Ready That Close-Up Mr. DeMille, Los Angeles is Shining Brighter And Saving Energy
The city of Los Angeles is famous for being in abundance of a great many things: sunshine, celebrities, beaches, bad traffic, movies studios, and more sunshine. But in recent years, the City of Angels has made another addition to this list: energy efficiency.
Tomorrow, the Alliance and Southern California Edison will host Energy 2030 on the Road in L.A., highlighting the region’s recent energy efficiency progress and exploring how the city and southern California can become a leader in achieving President Obama’s goal of doubling energy productivity by 2030.

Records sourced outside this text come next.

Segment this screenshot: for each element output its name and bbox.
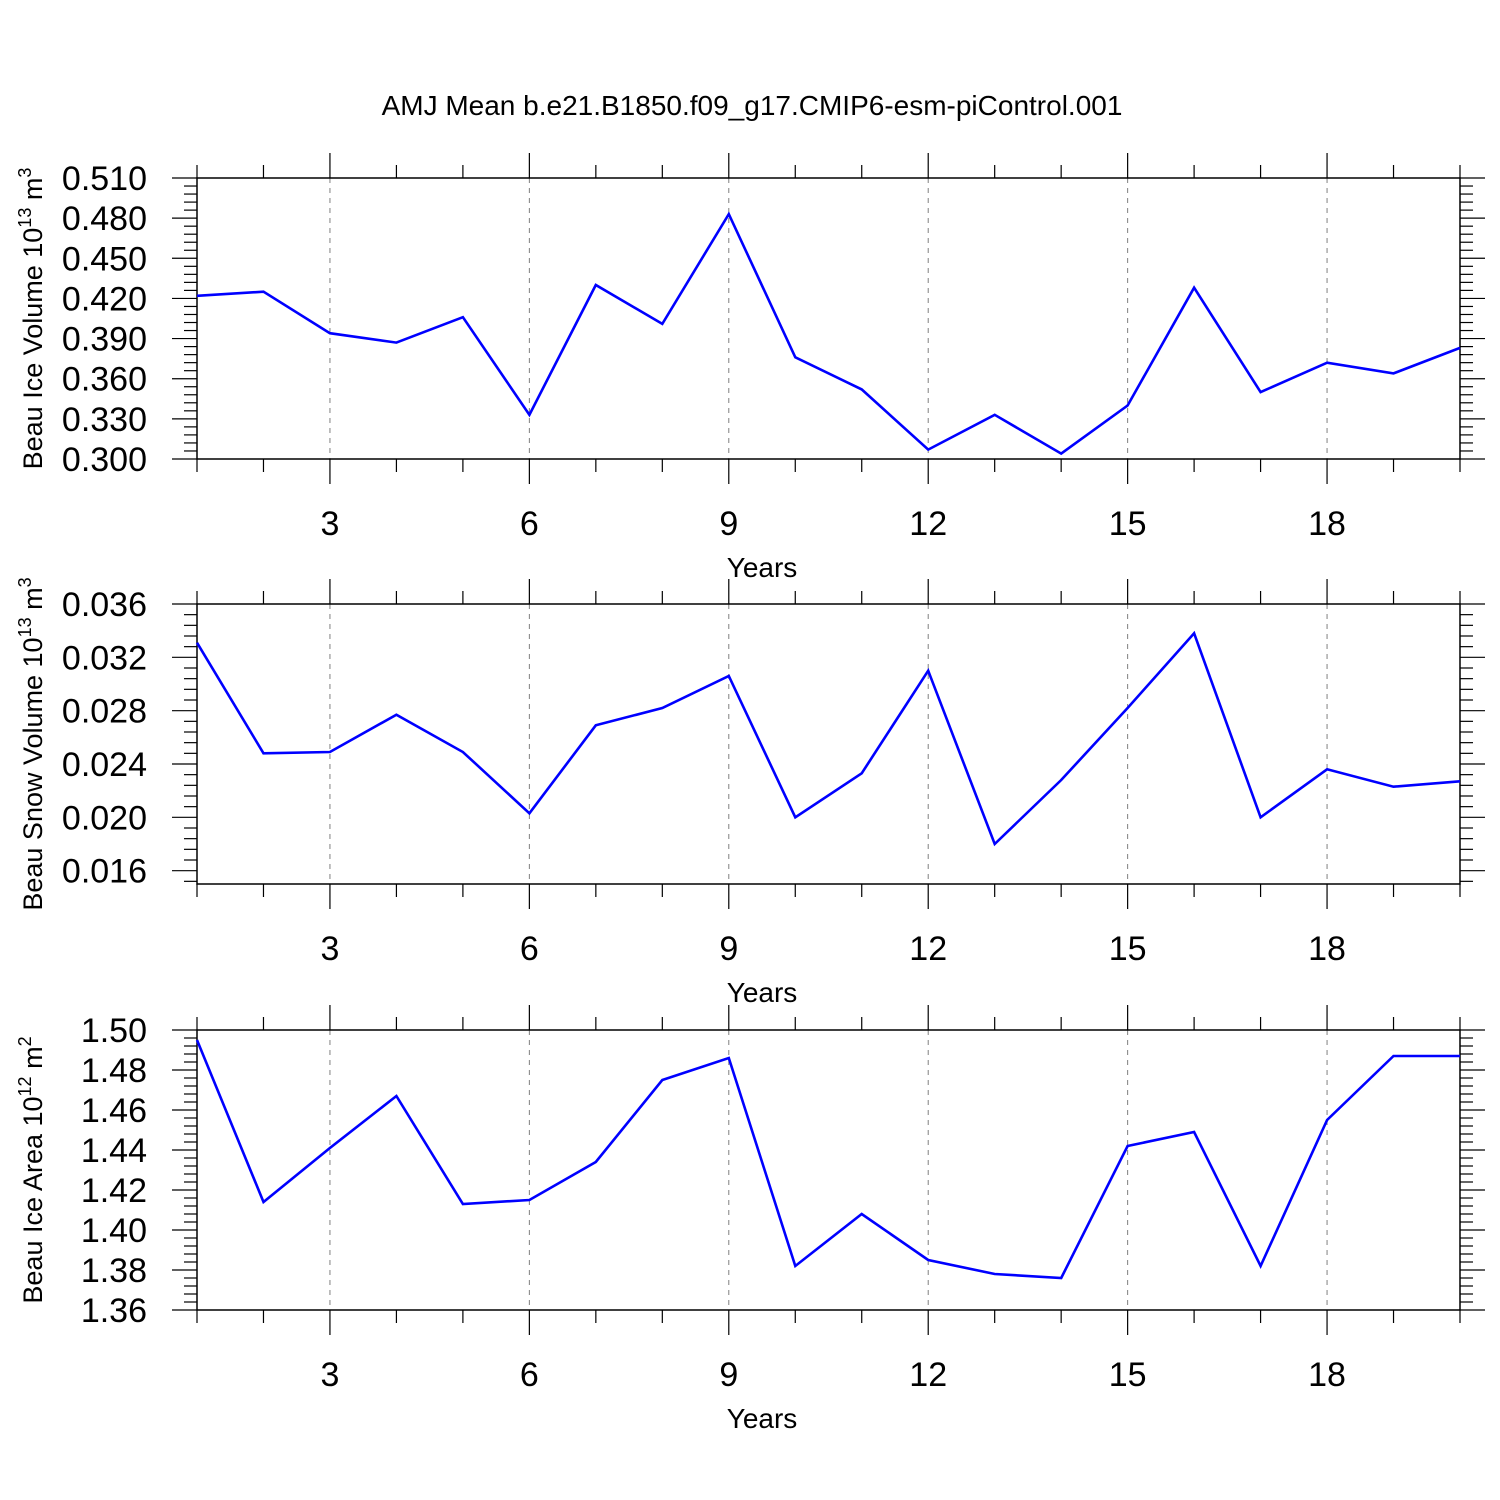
x-tick-label: 9 — [719, 930, 738, 968]
y-tick-label: 0.036 — [62, 586, 147, 624]
figure-title: AMJ Mean b.e21.B1850.f09_g17.CMIP6-esm-p… — [382, 90, 1123, 121]
panels: 3 6 9 12 15 180.3000.3300.3600.3900.4200.4500… — [15, 153, 1485, 1434]
y-tick-label: 0.360 — [62, 361, 147, 399]
y-tick-label: 0.032 — [62, 639, 147, 677]
y-axis-label: Beau Ice Volume 1013 m3 — [15, 168, 48, 470]
y-tick-label: 0.420 — [62, 280, 147, 318]
x-tick-label: 9 — [719, 1356, 738, 1394]
y-tick-label: 1.46 — [81, 1092, 147, 1130]
x-tick-label: 15 — [1109, 505, 1147, 543]
y-axis-label: Beau Snow Volume 1013 m3 — [15, 577, 48, 910]
x-tick-label: 18 — [1308, 930, 1346, 968]
y-tick-label: 1.36 — [81, 1292, 147, 1330]
y-axis-label: Beau Ice Area 1012 m2 — [15, 1036, 48, 1303]
y-tick-label: 1.38 — [81, 1252, 147, 1290]
x-tick-label: 15 — [1109, 1356, 1147, 1394]
y-tick-label: 1.40 — [81, 1212, 147, 1250]
x-axis-label: Years — [727, 977, 798, 1008]
x-tick-label: 15 — [1109, 930, 1147, 968]
chart-panel-3: 3 6 9 12 15 18 1.361.381.401.421.441.461.481.5… — [15, 1005, 1485, 1434]
x-tick-label: 9 — [719, 505, 738, 543]
y-tick-label: 0.024 — [62, 746, 147, 784]
y-tick-label: 0.300 — [62, 441, 147, 479]
y-tick-label: 0.330 — [62, 401, 147, 439]
y-tick-label: 1.50 — [81, 1012, 147, 1050]
y-tick-label: 1.44 — [81, 1132, 147, 1170]
series-line — [195, 630, 1461, 847]
plot-frame — [196, 177, 1461, 460]
x-tick-label: 18 — [1308, 505, 1346, 543]
y-tick-label: 0.450 — [62, 240, 147, 278]
series-line — [195, 1039, 1460, 1280]
x-tick-label: 3 — [320, 930, 339, 968]
x-axis-label: Years — [727, 552, 798, 583]
chart-panel-2: 3 6 9 12 15 18 0.016 0.020 0.024 0.028 0.032 0.036 Y… — [15, 577, 1485, 1008]
plot-frame — [196, 1029, 1461, 1311]
y-tick-label: 0.480 — [62, 200, 147, 238]
x-axis-label: Years — [727, 1403, 798, 1434]
y-tick-label: 0.510 — [62, 160, 147, 198]
x-tick-label: 3 — [320, 1356, 339, 1394]
x-tick-label: 18 — [1308, 1356, 1346, 1394]
x-tick-label: 3 — [320, 505, 339, 543]
series-line — [196, 211, 1461, 456]
x-tick-label: 12 — [909, 1356, 947, 1394]
y-tick-label: 0.016 — [62, 853, 147, 891]
x-tick-label: 6 — [520, 1356, 539, 1394]
plot-frame — [196, 603, 1461, 885]
y-tick-label: 0.028 — [62, 693, 147, 731]
x-tick-label: 12 — [909, 505, 947, 543]
y-tick-label: 1.48 — [81, 1052, 147, 1090]
y-tick-label: 0.020 — [62, 799, 147, 837]
x-tick-label: 12 — [909, 930, 947, 968]
y-tick-label: 1.42 — [81, 1172, 147, 1210]
chart-panel-1: 3 6 9 12 15 180.3000.3300.3600.3900.4200.4500… — [15, 153, 1485, 583]
y-tick-label: 0.390 — [62, 321, 147, 359]
x-tick-label: 6 — [520, 505, 539, 543]
x-tick-label: 6 — [520, 930, 539, 968]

So before we head off to sunny and warm southern California, take a look at the infrastructure investments and innovative energy-efficient technologies that are making Los Angeles a forerunner in energy efficiency and ensuring L.A. will shine bright for years to come.
Los Angeles is considered a leader in energy efficiency policies and practices not just in the US, but in a global context as well. The city recently completed the first phase of the world’s largest LED street light replacement project (check out the before and after photos!), with 141,089 fixtures installed across the city. The retrofit is expected to save the city $7 million on electricity and $2.5 million in avoided maintenance costs every year.
Better Buildings in L.A.
In July, 2012 Mayor Antonio Villaraigosa signed a commitment with Los Angeles Better Building Challenge partners to cut energy use 20 percent by 2020 across 30 million square feet of existing building in 30 million square feet of public and private buildings. As part of the program launch, the city held an Energy Leadership Summit to showcase innovative ways to maximize building energy efficiency throughout the city.
Los Angeles is also one of the many cities in California to have adopted the 2010 CALGreen standards, raising the efficiency of all buildings past California’s already high minimum levels. The city also requires all city-owned buildings that are either more than 7,500 square feet or built before 1978 to be retrofitted. The goal of the retrofits will be to achieve LEED-Silver certification for Existing Buildings or higher.
In addition, Los Angeles County requires all new county buildings greater than 10,000 feet be LEED silver certified.
Energy efficient streetlights and buildings are commendable, but no city can be considered a leader in efficiency unless there are incentives for families to adopt energy saving practices. Unsurprisingly, L.A. has this covered as well. Energy Upgrade California is a statewide initiative that informs individuals how to make their homes more efficient. The list of rebates and incentives - ranging from lighting to water heating - for residents of Los Angeles County is impressive.
By 2020 the initiative aims to reduce energy use of existing homes by 40% and have all new homes achieve net-zero energy consumption.
The Department of Energy, Los Angeles Regional Collaborative for Climate Action and Sustainability (LARC), and the Energy Efficiency Community Block Grant (EECBG) program collaborated to fund a supercomputer climate model at UCLA that would collect detailed, community scaled information about neighborhood emission rates.
In sharing the results of the data, UCLA professors emphasized the importance of integrating low-income communities when establishing energy efficient policies in Los Angeles.
It’s hard not to dream what life could be like in Los Angeles (especially during times of polar vortexes.) Walking down palm lined streets on a 70 degree day in January sounds pretty ideal to me. But while I’ll admit my perception of L.A. may be a tad off (what? celebrities aren’t everywhere?) the city’s claim to fame as a leader in energy efficiency is clearly true.
I can’t wait to see what the city has planned next.